Investors routinely ignore ratings companies’ decisions. In almost half the instances, yields on government bonds fall when a rating action by Moody’s and S&P suggests they should climb, or they increase even as a change signals a decline, according to data compiled by Bloomberg on 314 upgrades, downgrades and outlook changes going back as far as the 1970s.
On Levy’s watch, Rio de Janeiro state was bumped up to investment grade by S&P. “An experienced and sophisticated management team” strengthened financial performance and enhanced transparency, the ratings company said in March 2010, when it announced the upgrade.
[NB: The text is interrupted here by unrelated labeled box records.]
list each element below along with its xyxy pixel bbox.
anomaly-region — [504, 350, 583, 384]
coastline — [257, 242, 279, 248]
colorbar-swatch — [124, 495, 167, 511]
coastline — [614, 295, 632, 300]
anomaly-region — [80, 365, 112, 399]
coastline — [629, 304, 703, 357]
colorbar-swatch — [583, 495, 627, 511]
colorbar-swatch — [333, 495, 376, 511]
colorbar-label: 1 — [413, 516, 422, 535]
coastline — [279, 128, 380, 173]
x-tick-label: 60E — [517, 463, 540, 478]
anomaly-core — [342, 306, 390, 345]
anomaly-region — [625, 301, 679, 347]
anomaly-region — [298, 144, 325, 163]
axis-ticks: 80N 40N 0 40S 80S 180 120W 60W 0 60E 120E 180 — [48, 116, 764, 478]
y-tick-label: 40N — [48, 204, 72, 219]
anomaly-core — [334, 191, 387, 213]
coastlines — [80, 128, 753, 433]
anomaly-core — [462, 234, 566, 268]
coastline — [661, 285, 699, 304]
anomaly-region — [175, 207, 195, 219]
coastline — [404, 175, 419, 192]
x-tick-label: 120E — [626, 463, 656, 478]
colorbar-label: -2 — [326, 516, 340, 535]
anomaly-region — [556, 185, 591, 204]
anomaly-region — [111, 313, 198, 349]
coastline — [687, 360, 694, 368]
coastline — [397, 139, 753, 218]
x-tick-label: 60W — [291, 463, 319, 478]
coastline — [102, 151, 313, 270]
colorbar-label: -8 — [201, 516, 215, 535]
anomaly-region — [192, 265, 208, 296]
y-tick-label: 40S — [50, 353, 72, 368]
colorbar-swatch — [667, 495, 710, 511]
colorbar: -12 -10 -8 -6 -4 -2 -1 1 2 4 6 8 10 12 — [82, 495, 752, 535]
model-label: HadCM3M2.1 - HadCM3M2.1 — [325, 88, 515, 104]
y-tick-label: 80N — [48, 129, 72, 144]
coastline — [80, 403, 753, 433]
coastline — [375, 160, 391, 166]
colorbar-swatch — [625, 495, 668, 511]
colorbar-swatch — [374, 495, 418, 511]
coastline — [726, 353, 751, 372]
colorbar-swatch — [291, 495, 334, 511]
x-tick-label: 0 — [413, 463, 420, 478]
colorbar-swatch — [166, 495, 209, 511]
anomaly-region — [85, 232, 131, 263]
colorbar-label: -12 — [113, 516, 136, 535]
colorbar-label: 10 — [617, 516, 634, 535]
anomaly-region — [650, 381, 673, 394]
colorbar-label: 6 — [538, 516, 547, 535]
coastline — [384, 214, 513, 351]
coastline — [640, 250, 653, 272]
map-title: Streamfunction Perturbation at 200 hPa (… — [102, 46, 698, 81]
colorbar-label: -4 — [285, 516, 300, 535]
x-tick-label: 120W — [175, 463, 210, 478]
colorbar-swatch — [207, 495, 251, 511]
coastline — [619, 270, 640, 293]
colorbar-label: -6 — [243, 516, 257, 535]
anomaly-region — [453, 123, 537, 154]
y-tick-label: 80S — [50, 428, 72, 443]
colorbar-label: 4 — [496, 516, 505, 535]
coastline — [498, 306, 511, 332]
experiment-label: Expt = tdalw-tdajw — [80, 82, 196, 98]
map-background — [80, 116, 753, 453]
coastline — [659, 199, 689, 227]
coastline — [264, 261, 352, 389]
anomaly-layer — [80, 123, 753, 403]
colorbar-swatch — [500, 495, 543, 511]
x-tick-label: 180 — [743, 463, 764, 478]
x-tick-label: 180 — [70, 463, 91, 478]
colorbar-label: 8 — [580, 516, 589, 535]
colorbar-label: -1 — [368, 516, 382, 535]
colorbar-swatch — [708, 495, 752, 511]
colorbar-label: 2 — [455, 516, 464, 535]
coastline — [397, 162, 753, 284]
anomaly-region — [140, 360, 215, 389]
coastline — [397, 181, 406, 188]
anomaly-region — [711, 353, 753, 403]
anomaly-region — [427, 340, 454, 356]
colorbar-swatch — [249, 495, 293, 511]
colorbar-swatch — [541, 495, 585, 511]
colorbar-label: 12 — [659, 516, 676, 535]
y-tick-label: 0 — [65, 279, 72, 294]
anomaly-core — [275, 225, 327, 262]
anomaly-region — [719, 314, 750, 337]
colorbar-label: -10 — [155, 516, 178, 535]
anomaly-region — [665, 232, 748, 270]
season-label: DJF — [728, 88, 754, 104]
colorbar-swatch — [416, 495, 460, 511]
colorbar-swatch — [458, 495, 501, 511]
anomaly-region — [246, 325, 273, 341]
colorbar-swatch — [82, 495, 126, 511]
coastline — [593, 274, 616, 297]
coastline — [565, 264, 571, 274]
That experience will come in handy at a time when Brazil’s public coffers are strained, said Carlos Kawall, chief economist at Banco J. Safra SA.
Brazil’s budget deficit nearly doubled to 4.92 percent of GDP since Rousseff took office in 2011, while growth will slow to a projected 0.3 percent this year from 7.5 percent in 2010, according to analysts surveyed by Bloomberg.
Slower growth hasn’t helped rein in consumer price increases. Annual inflation has breached the 6.5 percent ceiling of the target range four times this year as increased government spending and subsidized credit offset the highest benchmark interest rate in three years.
“He managed to carry out adjustments in more difficult situations than the current one,” said Kawall, who succeeded Levy at the Treasury. “His choice alone is a sign to the market that the government wants to change strategy and tighten the budget.”
Born in Rio, Levy studied naval engineering before receiving advanced degrees in economics.
Some members of Rousseff’s Workers’ Party criticized Levy for his austere policies as treasurer and a study that showed how minimum wage increases weighed on the budget. Mantega, who replaced Levy and other finance officials when he took office, said in 2006 that Levy had a “conservative” view that was out of touch with the government’s philosophy, Estado de Sao Paulo newspaper reported.
The Finance Ministry’s press office didn’t respond to an e-mailed request for comment on Mantega’s view of Levy.
While Levy has the know-how, he will also require the backing of Rousseff to carry out the spending cuts needed to put Brazil’s economy back on track, Bueno, the former colleague who is now Rio de Janeiro state economic development secretary, said in an interview.
“In three or four months we will know if he has the support or not,” said Bueno. “If Dilma doesn’t want to support him, he will leave.”